Sunday, July 15, 2012

Y4 D51

I am really fucking fuzzy this morning. I don't think I did anything bad or let my mouth get too out of control but I also have this fear I really fucked up for some reason. I also woke up this morning to find a strange charge for $100 on my bank account to something in MD. I have been traveling yes, but not to fucking Maryland. I just got off the phone with the bank and we put a claim against it. I am sitting tearing my brain apart trying to figure out what the hell that charge could be but am coming up with nothing.

I got home yesterday morning around 9:30 and proceeded to just bum around the house. D and I chatted a bit via text messages, but nothing major or any issues. I took a nap. I watched X-Files. Then I went out. There's where the problem started...

I think it's time to purge. Time to sober up for a while. I have spent way too many days drunk recently and it's getting me into trouble. There was a cast event last night at a pub near my director's house which turned into a party at their house. I don't remember most of it. Fuck.

I do remember leaving at a little before midnight because right at midnight I texted XTGF happy birthday. She hasn't responded.
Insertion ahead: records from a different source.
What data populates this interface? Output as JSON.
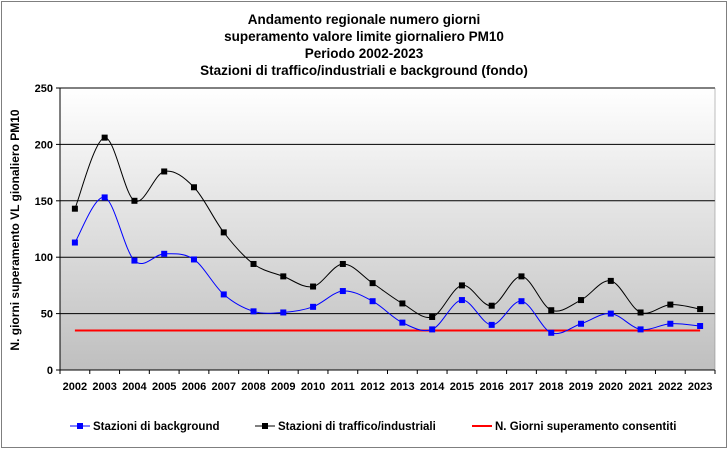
{
  "chart_data": {
    "type": "line",
    "title_lines": [
      "Andamento regionale numero giorni",
      "superamento valore limite giornaliero PM10",
      "Periodo 2002-2023",
      "Stazioni di traffico/industriali e background (fondo)"
    ],
    "ylabel": "N. giorni superamento VL gionaliero PM10",
    "xlabel": "",
    "ylim": [
      0,
      250
    ],
    "yticks": [
      0,
      50,
      100,
      150,
      200,
      250
    ],
    "grid": true,
    "legend_position": "bottom",
    "categories": [
      "2002",
      "2003",
      "2004",
      "2005",
      "2006",
      "2007",
      "2008",
      "2009",
      "2010",
      "2011",
      "2012",
      "2013",
      "2014",
      "2015",
      "2016",
      "2017",
      "2018",
      "2019",
      "2020",
      "2021",
      "2022",
      "2023"
    ],
    "series": [
      {
        "name": "Stazioni di background",
        "color": "#0000ff",
        "marker": "square",
        "smooth": true,
        "values": [
          113,
          153,
          97,
          103,
          98,
          67,
          52,
          51,
          56,
          70,
          61,
          42,
          36,
          62,
          40,
          61,
          33,
          41,
          50,
          36,
          41,
          39
        ]
      },
      {
        "name": "Stazioni di traffico/industriali",
        "color": "#000000",
        "marker": "square",
        "smooth": true,
        "values": [
          143,
          206,
          150,
          176,
          162,
          122,
          94,
          83,
          74,
          94,
          77,
          59,
          47,
          75,
          57,
          83,
          53,
          62,
          79,
          51,
          58,
          54
        ]
      },
      {
        "name": "N. Giorni superamento consentiti",
        "color": "#ff0000",
        "marker": "none",
        "smooth": false,
        "values": [
          35,
          35,
          35,
          35,
          35,
          35,
          35,
          35,
          35,
          35,
          35,
          35,
          35,
          35,
          35,
          35,
          35,
          35,
          35,
          35,
          35,
          35
        ]
      }
    ]
  }
}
I also sent her an email because she may have changed her phone number since we broke up.

Fuck I am feeling like a loser and a fuckup this morning. I don't know why. I just am. I know, QYFW. But there's something stuck in my head right now and it won't let go. Maybe it's a hangover. Maybe it's regret. Maybe it's Utah. I don't know. I need ibuprofen. I need peace. 

Time to take a break. No drinking. No being stupid. Go off to TN in the morning tomorrow and be a good boy for a week. Sit in a hotel room at night and play Diablo. 

I wish I could remember more about last night. I am worried.